Exports of goods and certain services and various other transactions are zero-rated, and certain transactions are exempt. Banks and other financial institutions pay VAT-equivalent taxes at the rate of 17% based on their total payroll and on profits. Not-for-profit organisations pay VAT-equivalent tax (wage tax) at the rate of 7.5% of their total payroll.
Customs duty is imposed on certain products imported into Israel. The rates of duty depend upon their classification according to the Harmonised Customs Tariff and the country of origin. Israel has concluded free-trade agreements with the United States (US), Canada, Mexico, the European Union (EU), and the European Free Trade Association (EFTA).
Israel imposes excise taxes on a variety of goods (e.g. gasoline and diesel fuel used for transportation, tobacco, alcohol). The excise taxes are levied item-by-item, and the rates vary.
Municipal tax is levied annually on buildings by local municipalities based on the size, location, and purpose of the property.
Property taxes are generally imposed on the occupier of commercial and residential real property. Unoccupied property is generally taxed on the property's owner. The tax is imposed at the municipality level.
Real estate capital gains
Capital gains on real estate are subject to the Land Appreciation Tax Law. The law relates to any real estate in Israel, including houses, buildings, and anything permanently fixed to land; real estate rights; and leases for 25 years or more. Tax calculations closely follow the calculation of corporate tax on capital gains (see Capital gains in the Income determination section).
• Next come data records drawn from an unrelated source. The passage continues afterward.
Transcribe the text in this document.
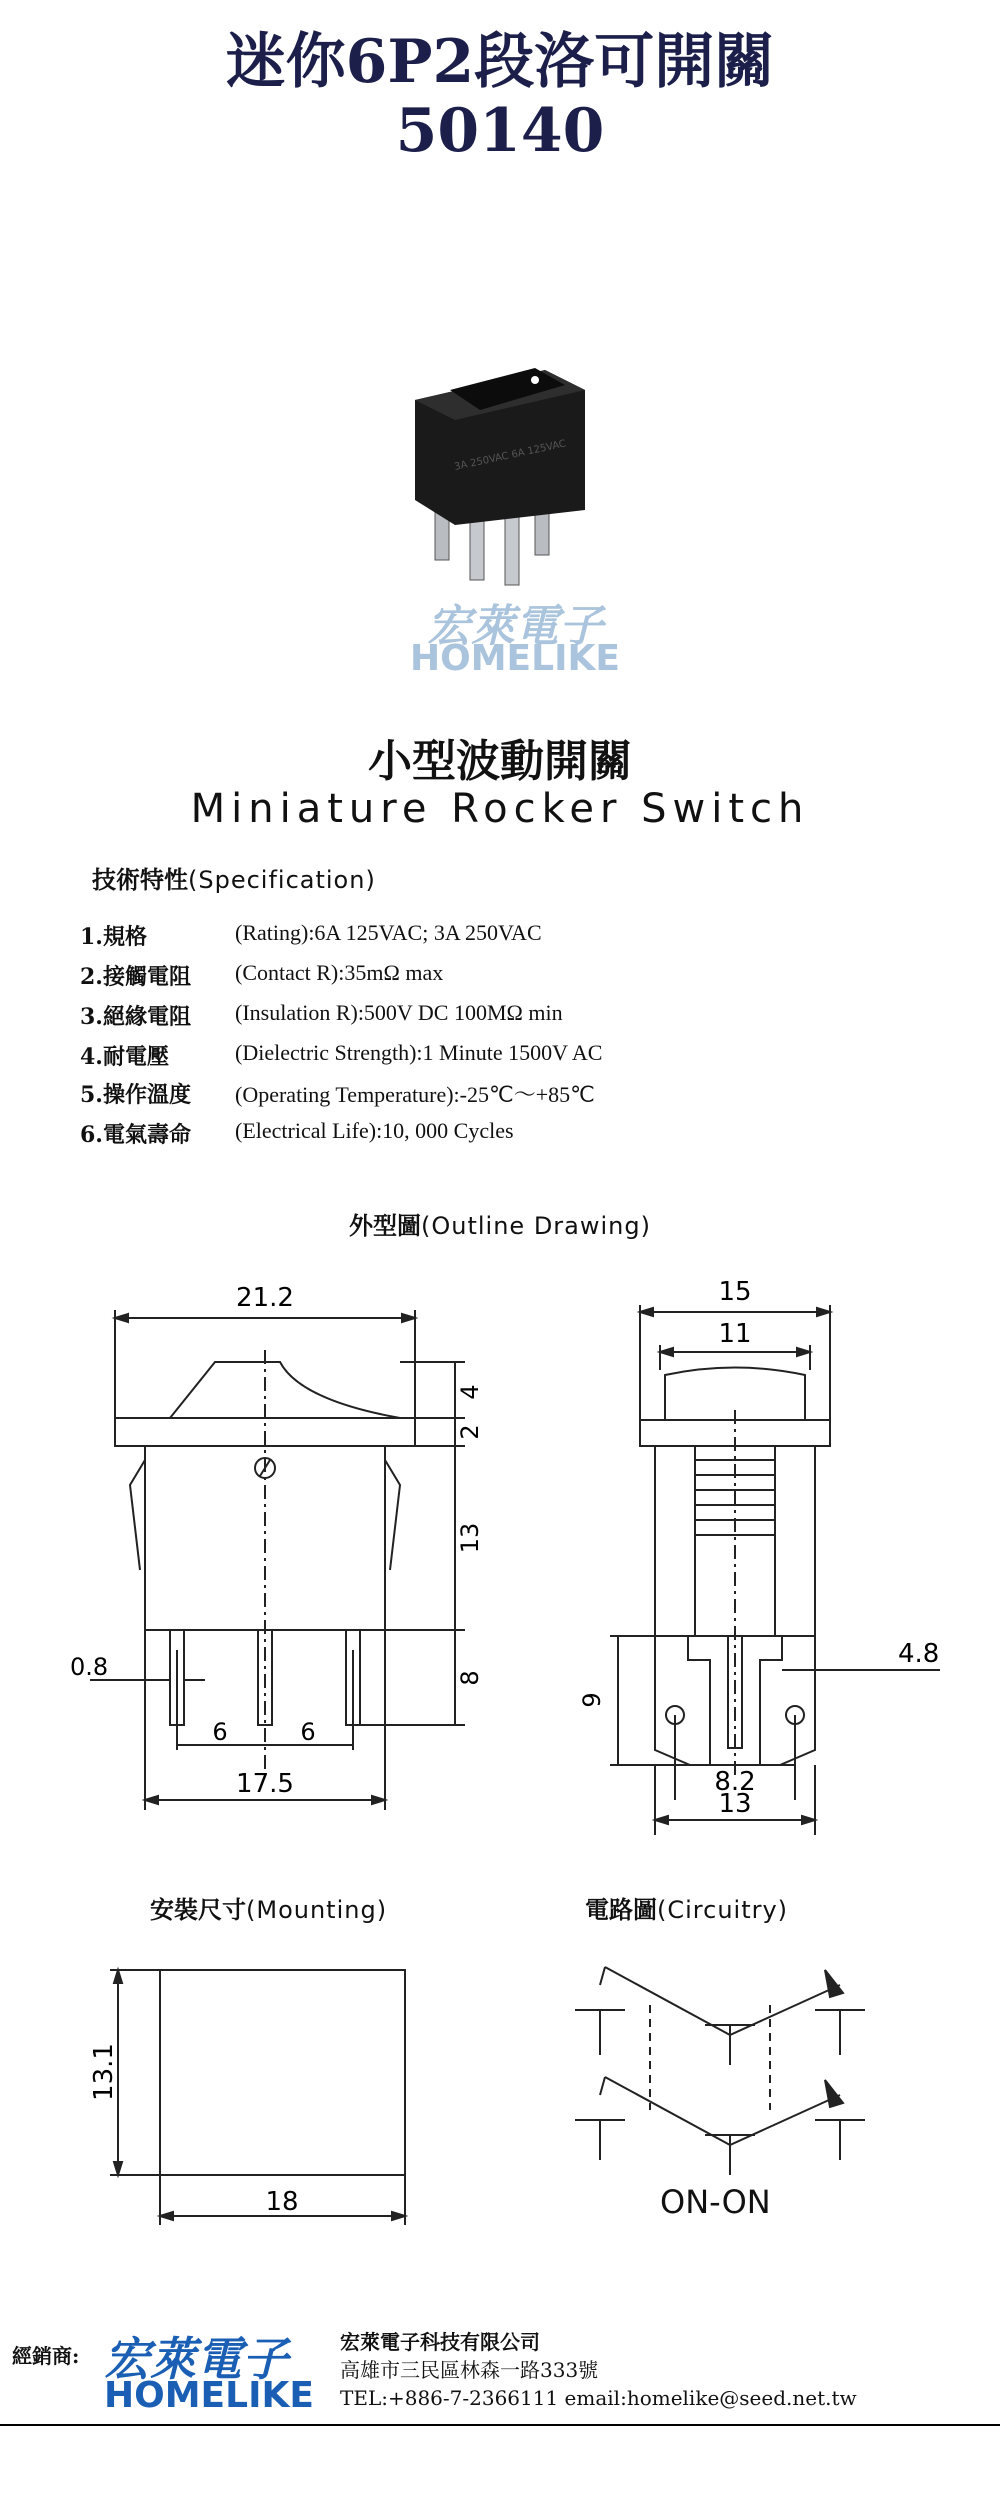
迷你6P2段洛可開關
50140
3A 250VAC 6A 125VAC
宏萊電子
HOMELIKE
小型波動開關
Miniature Rocker Switch
技術特性(Specification)
1.規格	(Rating):6A 125VAC; 3A 250VAC
2.接觸電阻	(Contact R):35mΩ max
3.絕緣電阻	(Insulation R):500V DC 100MΩ min
4.耐電壓	(Dielectric Strength):1 Minute 1500V AC
5.操作溫度	(Operating Temperature):-25℃～+85℃
6.電氣壽命	(Electrical Life):10, 000 Cycles
外型圖(Outline Drawing)
21.2
4
2
13
8
0.8
6	6
17.5
15
11
9
4.8
8.2
13
安裝尺寸(Mounting)
13.1
18
電路圖(Circuitry)
ON-ON
經銷商: 宏萊電子
HOMELIKE
宏萊電子科技有限公司
高雄市三民區林森一路333號
TEL:+886-7-2366111 email:homelike@seed.net.tw
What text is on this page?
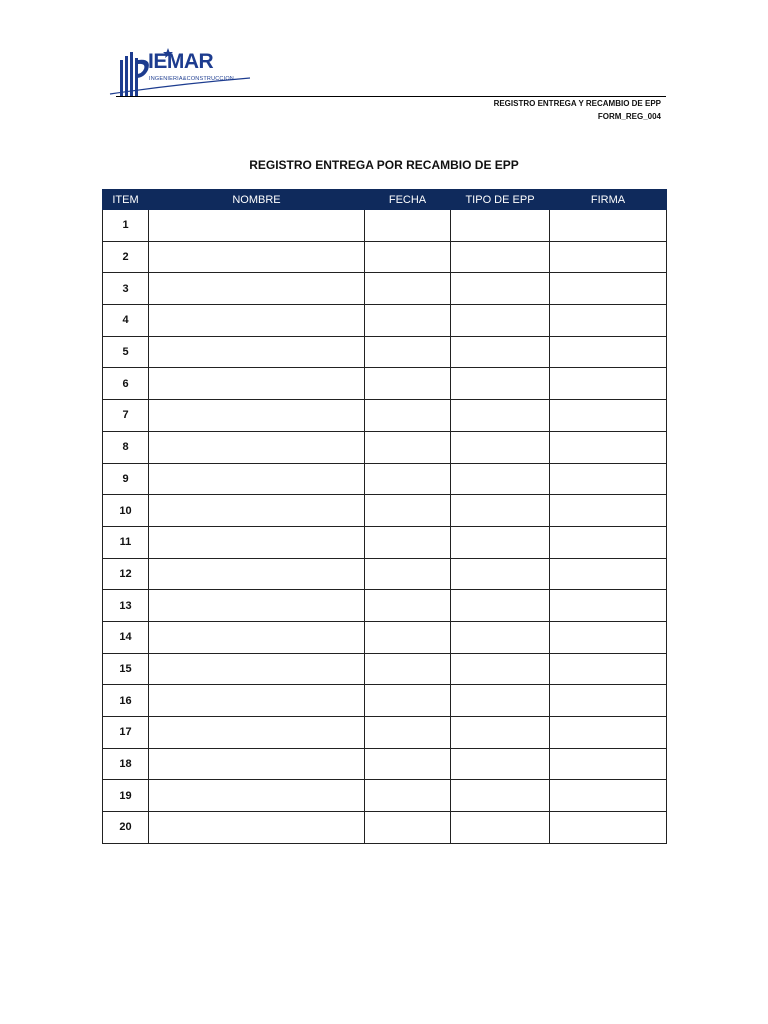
IEMAR
INGENIERIA&CONSTRUCCION
REGISTRO ENTREGA Y RECAMBIO DE EPP
FORM_REG_004
REGISTRO ENTREGA POR RECAMBIO DE EPP
ITEM	NOMBRE	FECHA	TIPO DE EPP	FIRMA
1				
2				
3				
4				
5				
6				
7				
8				
9				
10				
11				
12				
13				
14				
15				
16				
17				
18				
19				
20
The tax rate on the real gain is the applicable corporate tax rate (23% in 2020 and 2019).
A special tax rate may apply with respect to real estate acquired prior to 1960.
The purchaser of real estate is generally subject to acquisition tax at rates up to a maximum of 10% (the highest rate applies when the purchase price exceeds approximately 17 million Israeli shekels [ILS]).
There are no stamp taxes imposed in Israel.
There are no payroll taxes other than employer’s national insurance contributions (see below).
Employer’s national insurance contributions
Employers are obligated to pay national insurance contributions based on a percentage of each employee’s income on a monthly basis. Employers are responsible for withholding employees’ contributions from wages and remitting these together with the employer’s own contributions. The employer’s contribution rates (current as of January 2019) for Israeli-resident employees are 3.55%, up to monthly income of ILS 6,331, and 7.6% on the difference between ILS 6,331 and the maximum monthly income of ILS 44,020.
For non-resident employees, the employer rates are significantly lower and are 0.59%, up to monthly income of ILS 6,331, and 2.65% on the difference between ILS 6,331 and the maximum monthly income of ILS 44,020. The minimal national insurance payments for non-resident employees do not provide any retirement benefit for the non-resident but generally provides a certain element of work accident coverage.
When an irregular salary payment in excess of one quarter of the usual salary is made, special provisions apply to the computation of social charges by which the application of this payment is equally attributed to the current month and to the past 11 months.
Israel has social security totalisation agreements with 18 countries that may allow for an exemption from Israeli national insurance throughout the employment period of the employee in Israel.